Un débat international s'engage entre les grandes puissances pour savoir quels pays seraient prêts à soutenir l'invasion de l'Irak, pourtant non autorisée par le Conseil de sécurité de l'ONU. La France, par l'intermédiaire de son président, Jacques Chirac, annonce sa position : elle souhaite avant tout défendre le droit international et préserver la paix.

"Je pense bien sûr à l'Irak, c'est là un défi majeur. La guerre n'est pas inévitable !"

Jacques Chirac, ancien président de la République française

Le discours historique de Dominique de Villepin

Les Américains, de leur côté, sont prêts à effectuer leur intervention, seuls ou avec quelques alliés, quel que soit le vote de l’ONU.

C'est dans ce climat sur fond de tension que le ministre français des Affaires étrangères, Dominique de Villepin, croise le fer à l'ONU avec le secrétaire d'État américain, Colin Powell. Ce dernier accuse l'Europe d’être composée de "vieux pays" ne comprenant pas les enjeux actuels. De vieux pays face à une jeune Amérique, qui, selon lui, doit régler les problèmes du monde.
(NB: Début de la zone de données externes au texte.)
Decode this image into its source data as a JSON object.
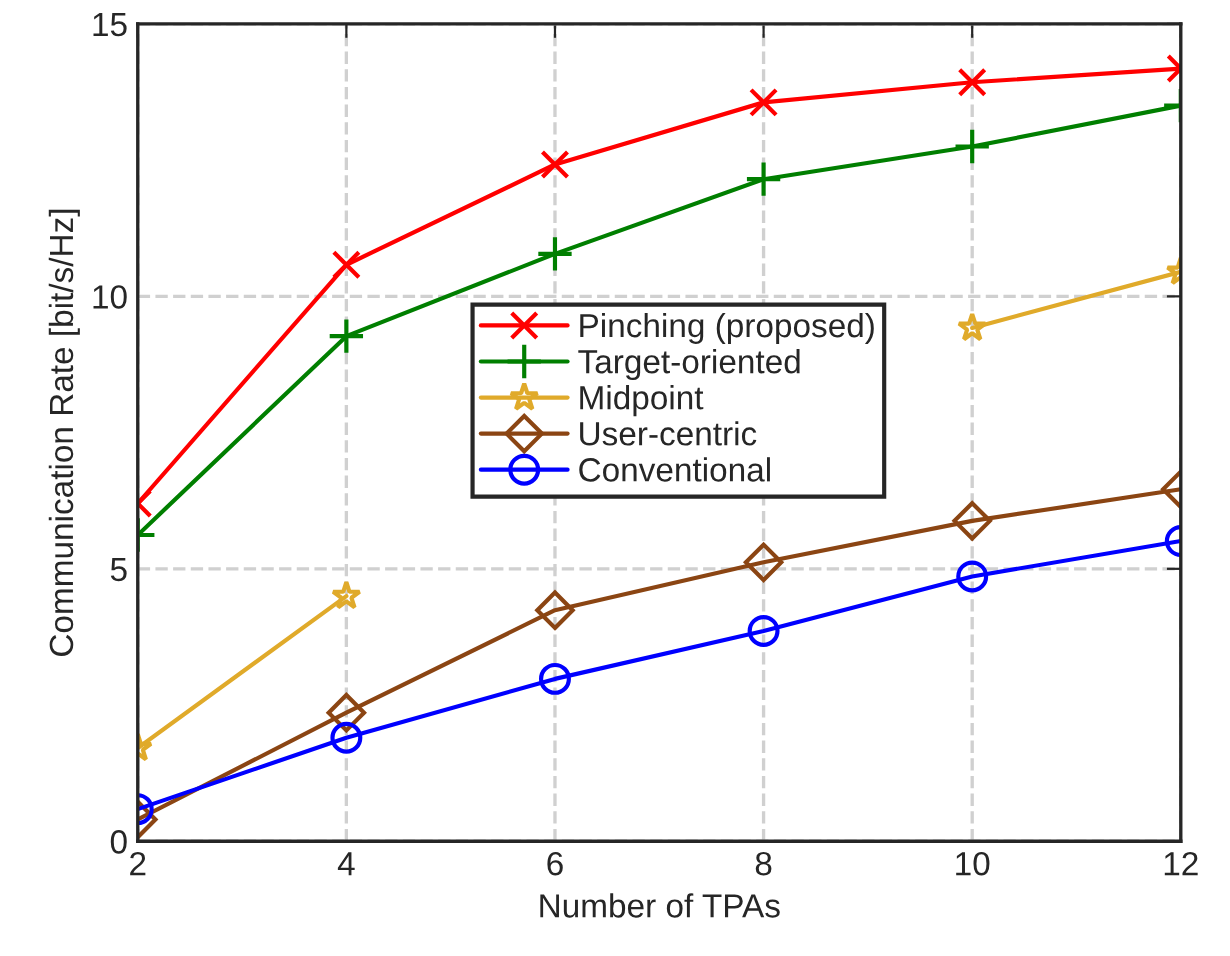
{
  "chart_data": {
    "type": "line",
    "xlabel": "Number of TPAs",
    "ylabel": "Communication Rate [bit/s/Hz]",
    "x": [
      2,
      4,
      6,
      8,
      10,
      12
    ],
    "series": [
      {
        "name": "Pinching (proposed)",
        "color": "#ff0000",
        "marker": "cross",
        "values": [
          6.2,
          10.58,
          12.42,
          13.56,
          13.93,
          14.18
        ]
      },
      {
        "name": "Target-oriented",
        "color": "#007f00",
        "marker": "plus",
        "values": [
          5.62,
          9.27,
          10.78,
          12.15,
          12.75,
          13.5
        ]
      },
      {
        "name": "Midpoint",
        "color": "#e0aa2a",
        "marker": "star",
        "values": [
          1.71,
          4.5,
          null,
          null,
          9.42,
          10.45
        ]
      },
      {
        "name": "User-centric",
        "color": "#8b4513",
        "marker": "diamond",
        "values": [
          0.4,
          2.36,
          4.24,
          5.12,
          5.88,
          6.46
        ]
      },
      {
        "name": "Conventional",
        "color": "#0000ff",
        "marker": "circle",
        "values": [
          0.59,
          1.9,
          2.98,
          3.86,
          4.86,
          5.51
        ]
      }
    ],
    "xlim": [
      2,
      12
    ],
    "xticks": [
      2,
      4,
      6,
      8,
      10,
      12
    ],
    "ylim": [
      0,
      15
    ],
    "yticks": [
      0,
      5,
      10,
      15
    ],
    "grid": true,
    "legend": "center",
    "line_style": "solid"
  }
}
La réponse de Dominique de Villepin ne se fait pas attendre et restera dans les mémoires : "Dans ce temple des Nations unies, nous sommes les gardiens d'un idéal. La lourde responsabilité et l'immense honneur qui sont les nôtres doivent nous conduire à donner la priorité au désarmement dans la paix." Il refuse ainsi l’invasion, au nom justement de la sagesse des "vieux". Ce refus français de suivre le leadership américain, et la menace d'un veto français sur une résolution favorable à la guerre, met les autorités américaines en colère, notamment des élus du camp républicain. Ceux-ci cherchent alors des représailles, et une façon de faire passer le message, auprès de leur population, que la France a trahi. C'est ainsi que la foudre s'abat sur les frites.

Les "French Fries" deviennent les "Freedom Fries"

Aux États-Unis, les frites sont appelées les French Fries. Dans ce contexte, elles sont rebaptisées Freedom Fries par un membre du congrès. Plusieurs restaurants suivent alors le mouvement, par patriotisme. Cet épisode exerce encore aujourd'hui une certaine influence : la campagne de propagande menée par les partisans de George W. Bush a fonctionné pendant un temps.

Quelques années plus tard, les Américains reconnaissent cependant que Saddam Hussein ne disposait pas d’armes de destruction massive. Entre-temps, cette intervention a ravagé l’Irak, divisé en trois zones, dont la principale est passée sous influence iranienne. Le pays devient alors le terreau d’une rébellion larvée, menée par d’anciens fidèles du régime de Saddam Hussein. Le remodelage du Moyen-Orient, entamé sur un mensonge, se poursuit encore aujourd’hui, dans un sinistre engrenage de conflits.